The Court is aware of Defendant’s arguments that Plaintiff has continually cancelled her depositions. However, the Court finds that given the difficulties that Plaintiff’s counsel has had in communicating with Plaintiff as a result of her homelessness, and given the fact that Plaintiff has attempted to reschedule the Court ordered deposition, that the drastic remedies of terminating and/or evidentiary sanctions are not yet appropriate.
This is not to say that Plaintiff can continue to rely upon her homelessness as a means for not appearing for her deposition. Rather, Plaintiff shall appear for her deposition as previously ordered by the Court. The Court orders that the deposition shall occur no later than February 23, 2018 unless otherwise mutually agreed to by the parties. The Court finds that this is an adequate amount of time to accommodate any difficulties attendant to Plaintiff’s homelessness. The parties shall meet and confer on the time and location of the deposition. Plaintiff’s failure to comply with this order may lead to an inference that she has abandoned the action and may result in the imposition of serious sanctions, including terminating sanctions.

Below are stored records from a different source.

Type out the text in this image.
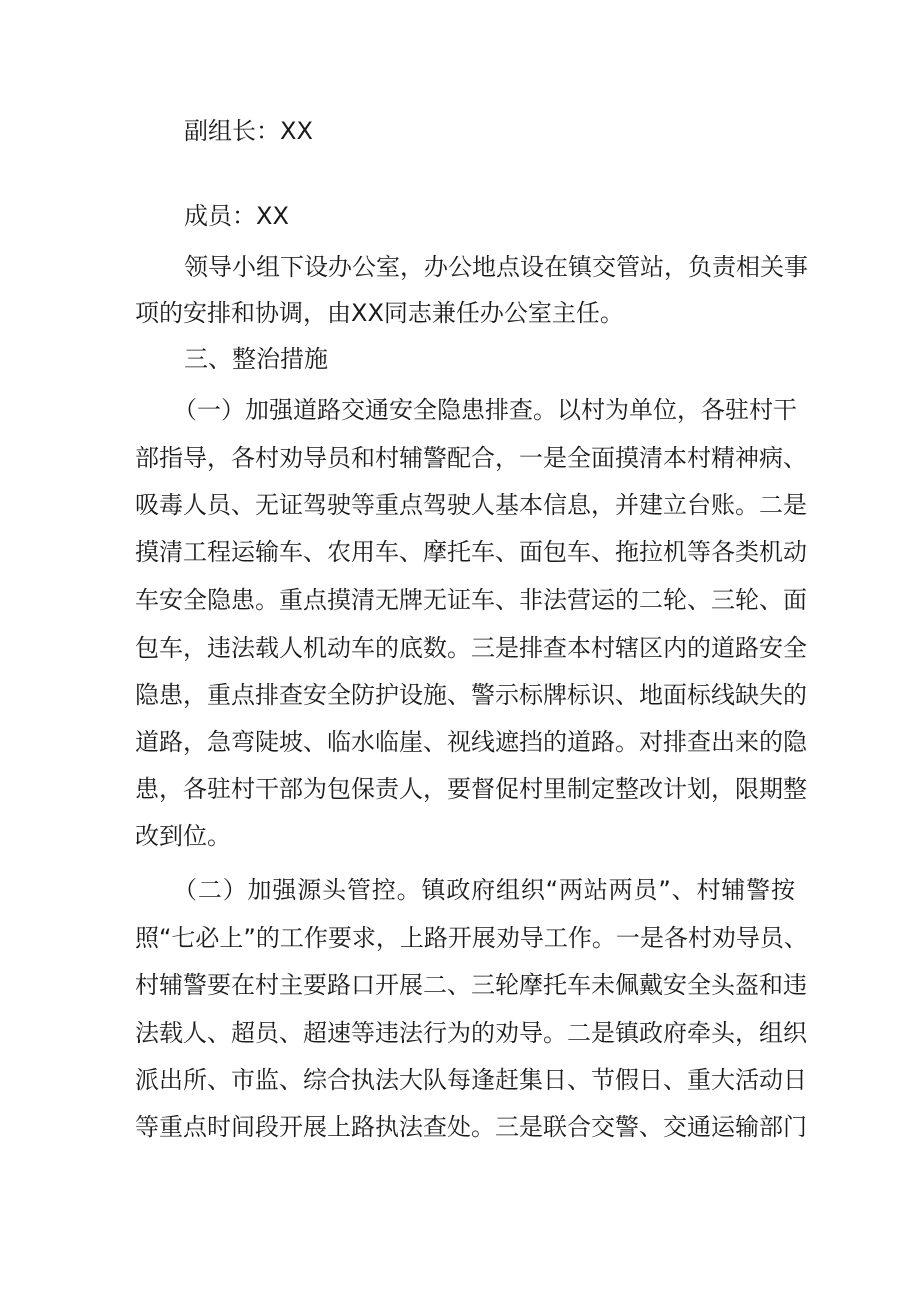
副组长：XX
成员：XX
领导小组下设办公室，办公地点设在镇交管站，负责相关事
项的安排和协调，由XX同志兼任办公室主任。
三、整治措施
（一）加强道路交通安全隐患排查。以村为单位，各驻村干
部指导，各村劝导员和村辅警配合，一是全面摸清本村精神病、
吸毒人员、无证驾驶等重点驾驶人基本信息，并建立台账。二是
摸清工程运输车、农用车、摩托车、面包车、拖拉机等各类机动
车安全隐患。重点摸清无牌无证车、非法营运的二轮、三轮、面
包车，违法载人机动车的底数。三是排查本村辖区内的道路安全
隐患，重点排查安全防护设施、警示标牌标识、地面标线缺失的
道路，急弯陡坡、临水临崖、视线遮挡的道路。对排查出来的隐
患，各驻村干部为包保责人，要督促村里制定整改计划，限期整
改到位。
（二）加强源头管控。镇政府组织“两站两员”、村辅警按
照“七必上”的工作要求，上路开展劝导工作。一是各村劝导员、
村辅警要在村主要路口开展二、三轮摩托车未佩戴安全头盔和违
法载人、超员、超速等违法行为的劝导。二是镇政府牵头，组织
派出所、市监、综合执法大队每逢赶集日、节假日、重大活动日
等重点时间段开展上路执法查处。三是联合交警、交通运输部门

Given the delay in complying with the Court order, the Court grants Defendant’s request for monetary sanctions. Defendant is awarded monetary sanctions from Plaintiff Robyn Bleakley in the amount of $477.21 ($150/hr x 1 hr + $60 filing fee + $267.21 for travel costs to the 12/1/17 deposition). Sanctions are to be paid on or before February 23, 2018. If sanctions are not paid by that date, Defendant may prepare a formal order granting sanctions for the Court’s signature, and the order may be enforced as a separate judgment. (Newland v. Superior Court (1995) 40 Cal.App.4th 608, 615.)
Plaintiff’s request for sanctions is denied as Defendant’s motion was partially successful and was substantially justified.
Finally, the Court notes that its records reflect that Plaintiff is appearing in pro per.
Plaintiff’s counsel shall file a substitution of attorney forthwith.